Two point charges are placed on the x axis. The charge + 5 q is at x =1.50m , and the charge −q
is at x= -1.50m .
There is a point on the x-axis between the two charges where the electric potential is zero. Where is this point?

The electric potential also vanishes in one of the following regions: Region 1, 10.0m>x>1.50m ;
region 2, -1.50m >x> - 10.0m. Identify the appropriate region.
Find the value here.

Homework Equations

V= kq/r

The Attempt at a Solution

For part a)
0 = -1/x + 5/(3-x)
Solve for x, i got 0.5, which is from -1.50

I don't understand how to get the second region.

 

[SammyS]

Homework Statement

Two point charges are placed on the x axis. The charge + 5 q is at x =1.50m , and the charge −q
is at x= -1.50m .
There is a point on the x-axis between the two charges where the electric potential is zero. Where is this point?

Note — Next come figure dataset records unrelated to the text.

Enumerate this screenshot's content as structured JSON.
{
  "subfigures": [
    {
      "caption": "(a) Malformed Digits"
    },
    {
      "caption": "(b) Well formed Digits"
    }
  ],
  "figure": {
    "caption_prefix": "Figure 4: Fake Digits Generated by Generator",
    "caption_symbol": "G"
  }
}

The electric potential also vanishes in one of the following regions: Region 1, 10.0m>x>1.50m ;
region 2, -1.50m >x> - 10.0m. Identify the appropriate region.
Find the value here.

Homework Equations

V= kq/r

The Attempt at a Solution

For part a)
0 = -1/x + 5/(3-x)
Solve for x, i got 0.5, which is from -1.50

I don't understand how to get the second region.

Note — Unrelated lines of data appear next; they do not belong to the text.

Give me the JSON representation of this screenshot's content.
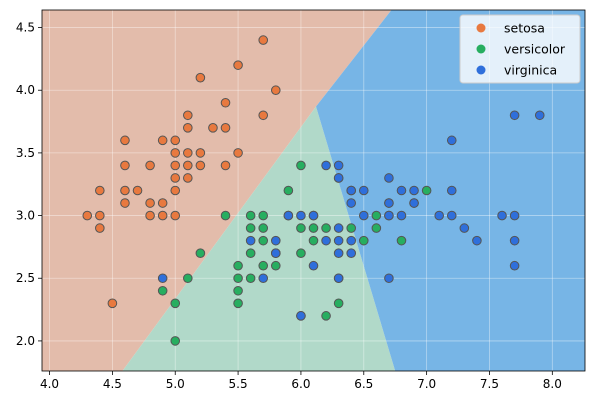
{
  "chart_data": {
    "type": "scatter",
    "title": "",
    "xlabel": "",
    "ylabel": "",
    "xlim": [
      3.94,
      8.26
    ],
    "ylim": [
      1.76,
      4.64
    ],
    "x_ticks": [
      4.0,
      4.5,
      5.0,
      5.5,
      6.0,
      6.5,
      7.0,
      7.5,
      8.0
    ],
    "y_ticks": [
      2.0,
      2.5,
      3.0,
      3.5,
      4.0,
      4.5
    ],
    "x_tick_labels": [
      "4.0",
      "4.5",
      "5.0",
      "5.5",
      "6.0",
      "6.5",
      "7.0",
      "7.5",
      "8.0"
    ],
    "y_tick_labels": [
      "2.0",
      "2.5",
      "3.0",
      "3.5",
      "4.0",
      "4.5"
    ],
    "grid": true,
    "legend_position": "top-right",
    "decision_regions": [
      {
        "class": "setosa",
        "color": "#e3bcab",
        "polygon": [
          [
            3.94,
            1.76
          ],
          [
            4.58,
            1.76
          ],
          [
            6.12,
            3.87
          ],
          [
            6.72,
            4.64
          ],
          [
            3.94,
            4.64
          ]
        ]
      },
      {
        "class": "versicolor",
        "color": "#b1d9c9",
        "polygon": [
          [
            4.58,
            1.76
          ],
          [
            6.75,
            1.76
          ],
          [
            6.12,
            3.87
          ]
        ]
      },
      {
        "class": "virginica",
        "color": "#77b5e6",
        "polygon": [
          [
            6.75,
            1.76
          ],
          [
            8.26,
            1.76
          ],
          [
            8.26,
            4.64
          ],
          [
            6.72,
            4.64
          ],
          [
            6.12,
            3.87
          ]
        ]
      }
    ],
    "series": [
      {
        "name": "setosa",
        "color": "#e8793f",
        "points": [
          [
            4.3,
            3.0
          ],
          [
            4.4,
            2.9
          ],
          [
            4.4,
            3.0
          ],
          [
            4.4,
            3.2
          ],
          [
            4.5,
            2.3
          ],
          [
            4.6,
            3.1
          ],
          [
            4.6,
            3.2
          ],
          [
            4.6,
            3.4
          ],
          [
            4.6,
            3.6
          ],
          [
            4.7,
            3.2
          ],
          [
            4.8,
            3.0
          ],
          [
            4.8,
            3.1
          ],
          [
            4.8,
            3.4
          ],
          [
            4.9,
            3.0
          ],
          [
            4.9,
            3.1
          ],
          [
            4.9,
            3.6
          ],
          [
            5.0,
            3.0
          ],
          [
            5.0,
            3.2
          ],
          [
            5.0,
            3.3
          ],
          [
            5.0,
            3.4
          ],
          [
            5.0,
            3.5
          ],
          [
            5.0,
            3.6
          ],
          [
            5.1,
            3.3
          ],
          [
            5.1,
            3.4
          ],
          [
            5.1,
            3.5
          ],
          [
            5.1,
            3.7
          ],
          [
            5.1,
            3.8
          ],
          [
            5.2,
            3.4
          ],
          [
            5.2,
            3.5
          ],
          [
            5.2,
            4.1
          ],
          [
            5.3,
            3.7
          ],
          [
            5.4,
            3.4
          ],
          [
            5.4,
            3.7
          ],
          [
            5.4,
            3.9
          ],
          [
            5.5,
            3.5
          ],
          [
            5.5,
            4.2
          ],
          [
            5.7,
            3.8
          ],
          [
            5.7,
            4.4
          ],
          [
            5.8,
            4.0
          ]
        ]
      },
      {
        "name": "versicolor",
        "color": "#27ae60",
        "points": [
          [
            4.9,
            2.4
          ],
          [
            5.0,
            2.0
          ],
          [
            5.0,
            2.3
          ],
          [
            5.1,
            2.5
          ],
          [
            5.2,
            2.7
          ],
          [
            5.4,
            3.0
          ],
          [
            5.5,
            2.3
          ],
          [
            5.5,
            2.4
          ],
          [
            5.5,
            2.5
          ],
          [
            5.5,
            2.6
          ],
          [
            5.6,
            2.5
          ],
          [
            5.6,
            2.7
          ],
          [
            5.6,
            2.9
          ],
          [
            5.6,
            3.0
          ],
          [
            5.7,
            2.6
          ],
          [
            5.7,
            2.8
          ],
          [
            5.7,
            2.9
          ],
          [
            5.7,
            3.0
          ],
          [
            5.8,
            2.6
          ],
          [
            5.8,
            2.7
          ],
          [
            5.9,
            3.0
          ],
          [
            5.9,
            3.2
          ],
          [
            6.0,
            2.2
          ],
          [
            6.0,
            2.7
          ],
          [
            6.0,
            2.9
          ],
          [
            6.0,
            3.4
          ],
          [
            6.1,
            2.8
          ],
          [
            6.1,
            2.9
          ],
          [
            6.1,
            3.0
          ],
          [
            6.2,
            2.2
          ],
          [
            6.2,
            2.9
          ],
          [
            6.3,
            2.3
          ],
          [
            6.3,
            2.5
          ],
          [
            6.3,
            3.3
          ],
          [
            6.4,
            2.9
          ],
          [
            6.4,
            3.2
          ],
          [
            6.5,
            2.8
          ],
          [
            6.6,
            2.9
          ],
          [
            6.6,
            3.0
          ],
          [
            6.7,
            3.0
          ],
          [
            6.7,
            3.1
          ],
          [
            6.8,
            2.8
          ],
          [
            6.9,
            3.1
          ],
          [
            7.0,
            3.2
          ]
        ]
      },
      {
        "name": "virginica",
        "color": "#2f6fdb",
        "points": [
          [
            4.9,
            2.5
          ],
          [
            5.6,
            2.8
          ],
          [
            5.7,
            2.5
          ],
          [
            5.8,
            2.7
          ],
          [
            5.8,
            2.8
          ],
          [
            5.9,
            3.0
          ],
          [
            6.0,
            2.2
          ],
          [
            6.0,
            3.0
          ],
          [
            6.1,
            2.6
          ],
          [
            6.1,
            3.0
          ],
          [
            6.2,
            2.8
          ],
          [
            6.2,
            3.4
          ],
          [
            6.3,
            2.5
          ],
          [
            6.3,
            2.7
          ],
          [
            6.3,
            2.8
          ],
          [
            6.3,
            2.9
          ],
          [
            6.3,
            3.3
          ],
          [
            6.3,
            3.4
          ],
          [
            6.4,
            2.7
          ],
          [
            6.4,
            2.8
          ],
          [
            6.4,
            3.1
          ],
          [
            6.4,
            3.2
          ],
          [
            6.5,
            3.0
          ],
          [
            6.5,
            3.2
          ],
          [
            6.7,
            2.5
          ],
          [
            6.7,
            3.0
          ],
          [
            6.7,
            3.1
          ],
          [
            6.7,
            3.3
          ],
          [
            6.8,
            3.0
          ],
          [
            6.8,
            3.2
          ],
          [
            6.9,
            3.1
          ],
          [
            6.9,
            3.2
          ],
          [
            7.1,
            3.0
          ],
          [
            7.2,
            3.0
          ],
          [
            7.2,
            3.2
          ],
          [
            7.2,
            3.6
          ],
          [
            7.3,
            2.9
          ],
          [
            7.4,
            2.8
          ],
          [
            7.6,
            3.0
          ],
          [
            7.7,
            2.6
          ],
          [
            7.7,
            2.8
          ],
          [
            7.7,
            3.0
          ],
          [
            7.7,
            3.8
          ],
          [
            7.9,
            3.8
          ]
        ]
      }
    ]
  }
}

Hello Peetah. Welcome to PF !


How did you solve the equation to get a distance of 0.5m from x = -1.50 m ?

What is the x coordinate of that point?

 

[Peetah]

Thanks,

1/x = 5/(3-x)
3-x = 5x
x = 0.5,
Since x is from -1.50m, for the first part, it is -1.0m

 

[SammyS]

Don't you really want

$\displaystyle 0=\frac{-1}{\left| x \right|} + \frac{5}{\left| 3-x \right|} \ \ ?$

 

[Peetah]

I figured it had something to do with absolute values. would the other situation be:

0 = -1/-x + 5/(3-x)?

Sorry, I have no idea how to add an equation to make it look nice

 

[SammyS]

I figured it had something to do with absolute values. would the other situation be:

0 = -1/-x + 5/(3-x)?

Sorry, I have no idea how to add an equation to make it look nice

Yes, that should work. Why does it work?


Actually, if you want to have x be the location on the x-axis at which you are evaluating the electric potential (That would be the usual thing to do.) then the electric potential is given by the following.

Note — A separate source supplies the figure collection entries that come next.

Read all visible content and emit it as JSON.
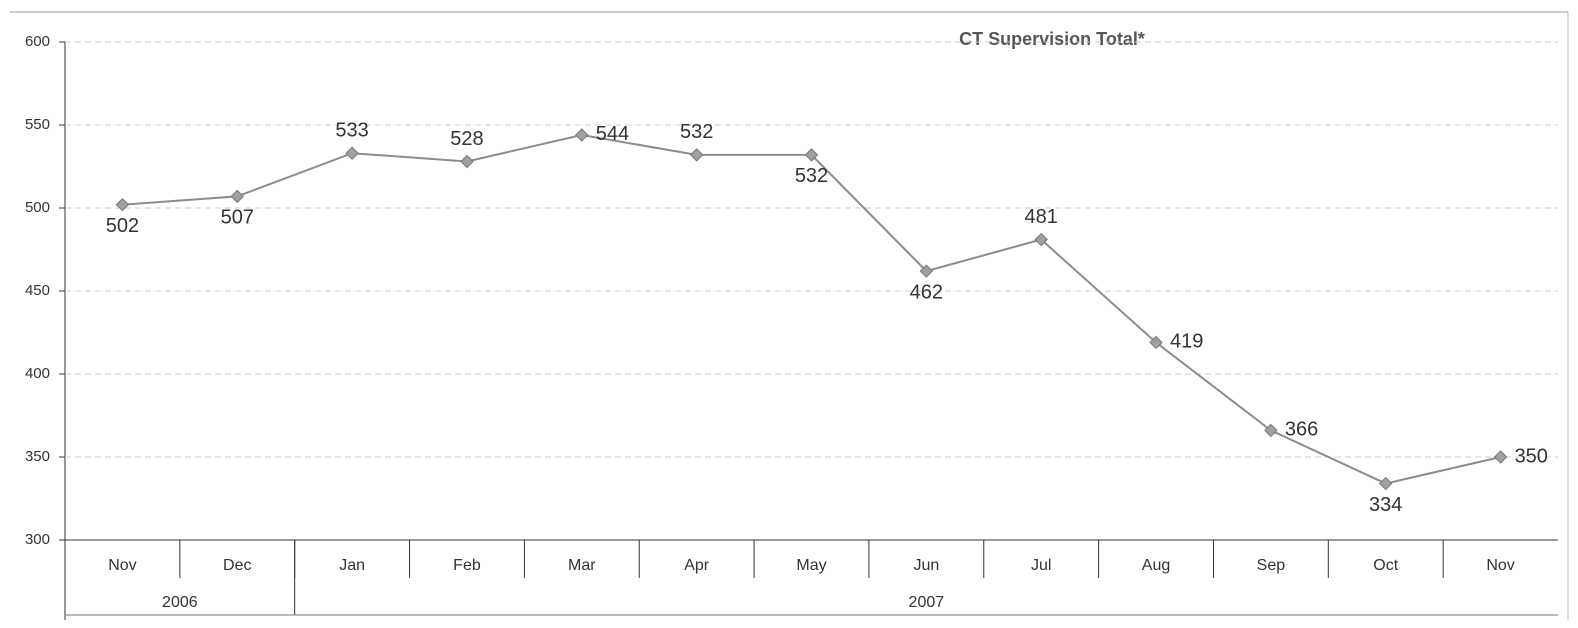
{
  "chart_data": {
    "type": "line",
    "title": "CT Supervision Total*",
    "categories": [
      "Nov",
      "Dec",
      "Jan",
      "Feb",
      "Mar",
      "Apr",
      "May",
      "Jun",
      "Jul",
      "Aug",
      "Sep",
      "Oct",
      "Nov"
    ],
    "groups": [
      {
        "label": "2006",
        "count": 2
      },
      {
        "label": "2007",
        "count": 11
      }
    ],
    "values": [
      502,
      507,
      533,
      528,
      544,
      532,
      532,
      462,
      481,
      419,
      366,
      334,
      350
    ],
    "color": "#8c8c8c",
    "marker_color": "#a0a0a0",
    "ylim": [
      300,
      600
    ],
    "yticks": [
      300,
      350,
      400,
      450,
      500,
      550,
      600
    ],
    "grid": true
  }
}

$\displaystyle V(x)=\frac{-1}{\left| x-(-1.5) \right|} + \frac{5}{\left| x-1.5\right|} \ \$

$\displaystyle =\frac{-1}{\left| x+1.5 \right|} + \frac{5}{\left| x-1.5 \right|} \ \$​

Then consider the 3 cases individually:

x > 1.5

-1.5 < x < 1.5

x < -1.5​

You will find some x that makes V(x) = 0 for two of these cases.

 

[Peetah]

Awesome, thanks a lot!